—From CB—

My days are mostly predictable. Starting with the first light of dawn, I make my first decision: whether or not to reach over the edge of the bed and put on my sleep mask. Do I start the day ignoring the light through my clenched lids, or do I snake out my hand for a chilly grope on the floor?

Some would wear it through the night, but when I try that, it wrestles around my head for eight hours and tangles in my hair. Some would use the weighted blinders, but I’m one who rotates through the night like a Cuisinart, and they’d go flying.

I didn’t always have this problem. It was only in my sixties that my German peasant genes kicked in at dawn to yell, “Go milk the cow!” This despite never having had a cow, and it’s proved futile to argue that it’s the wife’s turn to milk the cow.

I hate making choices. But of course my linked professions as director/writer/actor/designer demand it. Less so as actor: you make decisions, of course, but you’re always in the present moment, and the present moment has a way of shoving you into the next. With the others, you make changes up to a point, but eventually it’s balls-to-the-wall.

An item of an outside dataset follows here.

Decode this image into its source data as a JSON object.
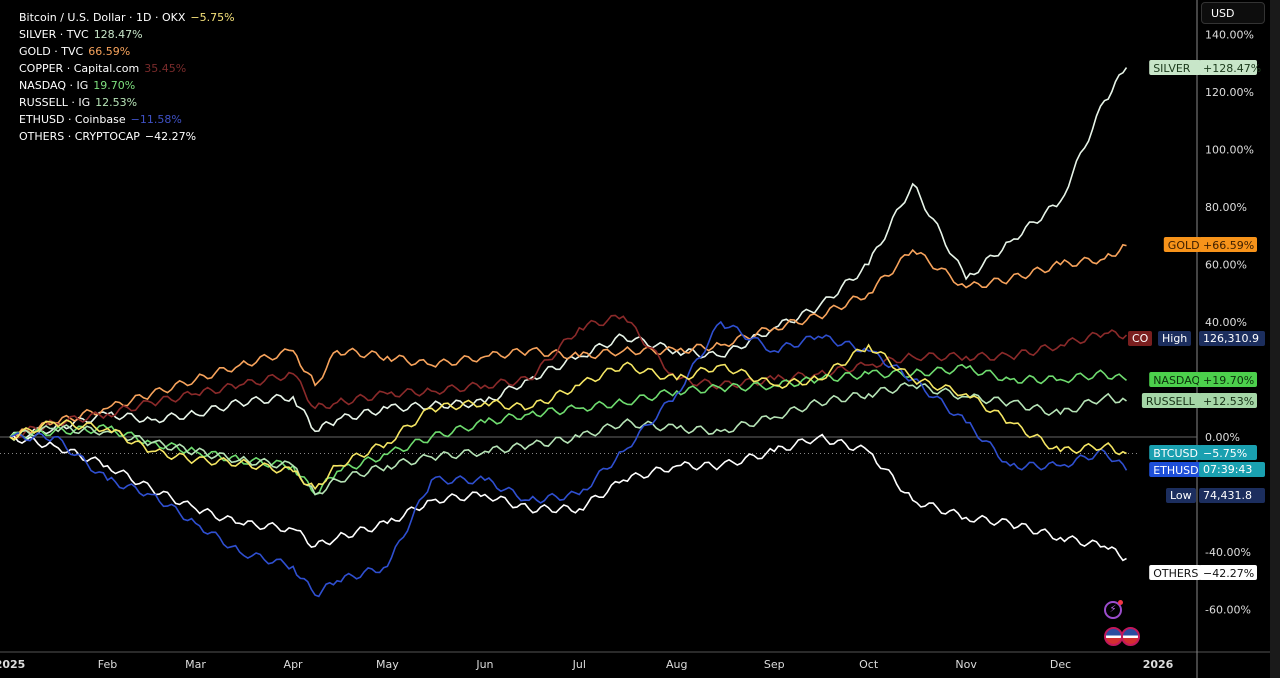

At a certain age it dawns on you that, on the level of human history, your choices simply don’t matter. You can cut this sentence or leave it in, you can paint your puppet with burnt umber or raw sienna, you can have another shot of vodka, and the world will little note nor long remember. And yet if you set your own standards, they can be as compelling as the Ten Commandments, or more so.

It all works out eventually. You put on your sleep mask and snooze, or you don’t. The alarm burps at last, and you stumble to the can. For a brief moment, then, at the start of the day, you share comradeship with the vast majority of humanity, regardless of race, creed, gender, or who they voted for or would like to kill. The bladder links us in a way the heart never can. And then we go on with the day.